Nanotubes make perfect diodes
Aug 18, 2005
A physicist has made the best ever p-n junction diode from a carbon nanotube. The current-voltage characteristics of the device exhibit an "ideality factor" of one, which is the maximum possible value for any diode. The new diode could have applications in electronics, sensors and photovoltaics (Appl. Phys. Lett. 87 073101).
The feature sizes in conventional microelectronic circuits are getting smaller and smaller and look set to reach the limit imposed by the fundamental properties of silicon in a decade or so. The semiconducting properties of carbon nanotubes - rolled up sheets of graphite just nanometres in diameter - make them a promising alternative to silicon, and nanotubes have already been used to fabricate a variety of electronic components, including diodes and field-effect transistors.
Diodes are fundamental semiconductor devices that form the basic building blocks of many electronic devices, such as transistors and light-emitting diodes (LEDs).
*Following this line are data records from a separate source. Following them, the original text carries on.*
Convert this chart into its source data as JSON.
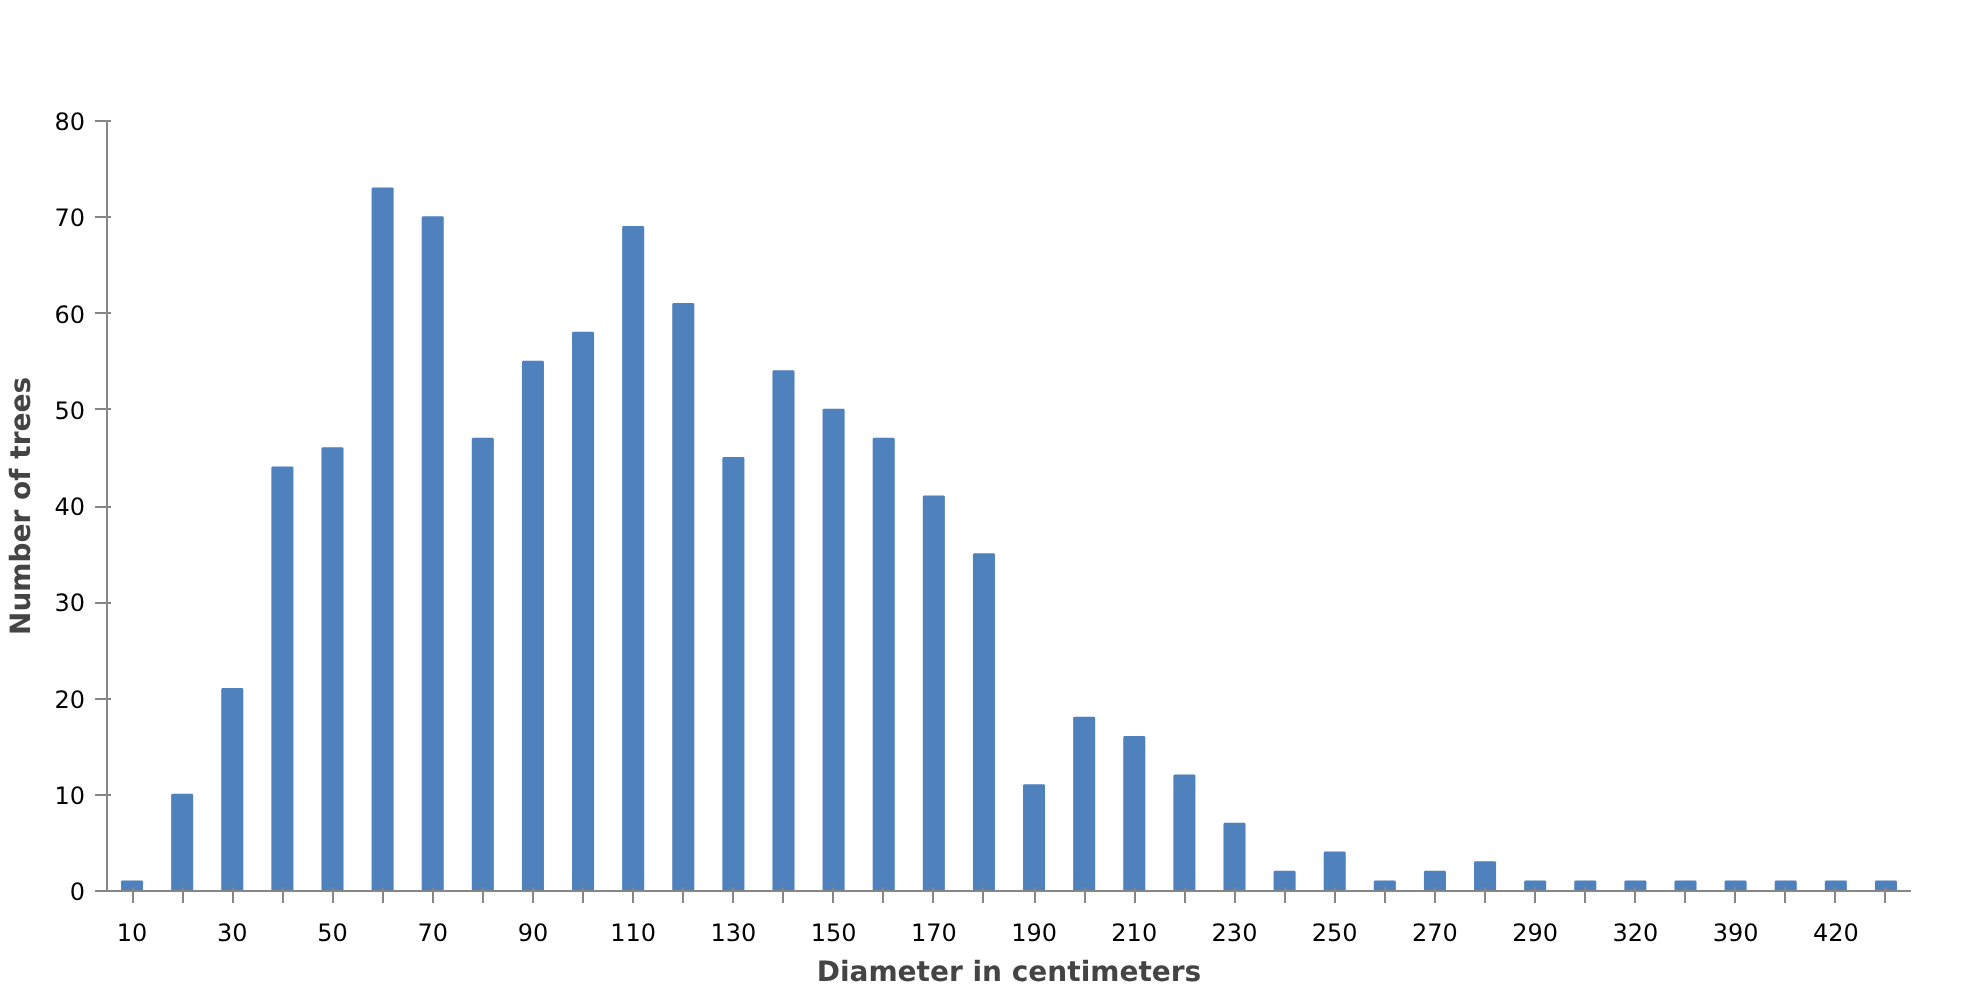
{
  "chart_data": {
    "type": "bar",
    "xlabel": "Diameter in centimeters",
    "ylabel": "Number of trees",
    "categories": [
      "10",
      null,
      "30",
      null,
      "50",
      null,
      "70",
      null,
      "90",
      null,
      "110",
      null,
      "130",
      null,
      "150",
      null,
      "170",
      null,
      "190",
      null,
      "210",
      null,
      "230",
      null,
      "250",
      null,
      "270",
      null,
      "290",
      null,
      "320",
      null,
      "390",
      null,
      "420",
      null
    ],
    "values": [
      1,
      10,
      21,
      44,
      46,
      73,
      70,
      47,
      55,
      58,
      69,
      61,
      45,
      54,
      50,
      47,
      41,
      35,
      11,
      18,
      16,
      12,
      7,
      2,
      4,
      1,
      2,
      3,
      1,
      1,
      1,
      1,
      1,
      1,
      1,
      1
    ],
    "color": "#4f81bd",
    "ylim": [
      0,
      80
    ],
    "yticks": [
      0,
      10,
      20,
      30,
      40,
      50,
      60,
      70,
      80
    ],
    "grid": false
  }
}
A diode is normally made by joining a p-type semiconducting material -- which has been doped with impurities to add extra "holes" -- to an n-type semiconductor that has an excess of electrons. However, it is almost impossible to do this in a carbon nanotube.
Last year, Ji Ung Lee of GE Global Research in New York solved this problem by using an electric field to create the p and n regions instead. He placed two separate gates underneath a single-walled nanotube so that one gate coupled to one half of the nanotube and the other gated coupled to the other half. By biasing one gate with a negative voltage and the other with a positive voltage, he created a p-n junction that behaved as an almost ideal diode.
Lee made his device using standard optical lithography techniques and placed the carbon nanotube on top of a silicon dioxide substrate, which acted as the gate dielectric. Now, he has transformed this structure into an ideal diode by simply suspending the nanotube across two silicon dioxide slabs (see figure). According to Lee, the nanotube no longer interacts with the surface on which it rests which means that extra states that can lower the device's performance are not created. It may also be possible to make the diode operate as an LED.
"My results are not only a direct confirmation of the structural purity of single-walled nanotubes but a strong affirmation of their potential as electronic materials," says Lee. He now plans to further investigate the optical properties of the nanotubes and make a photodetector.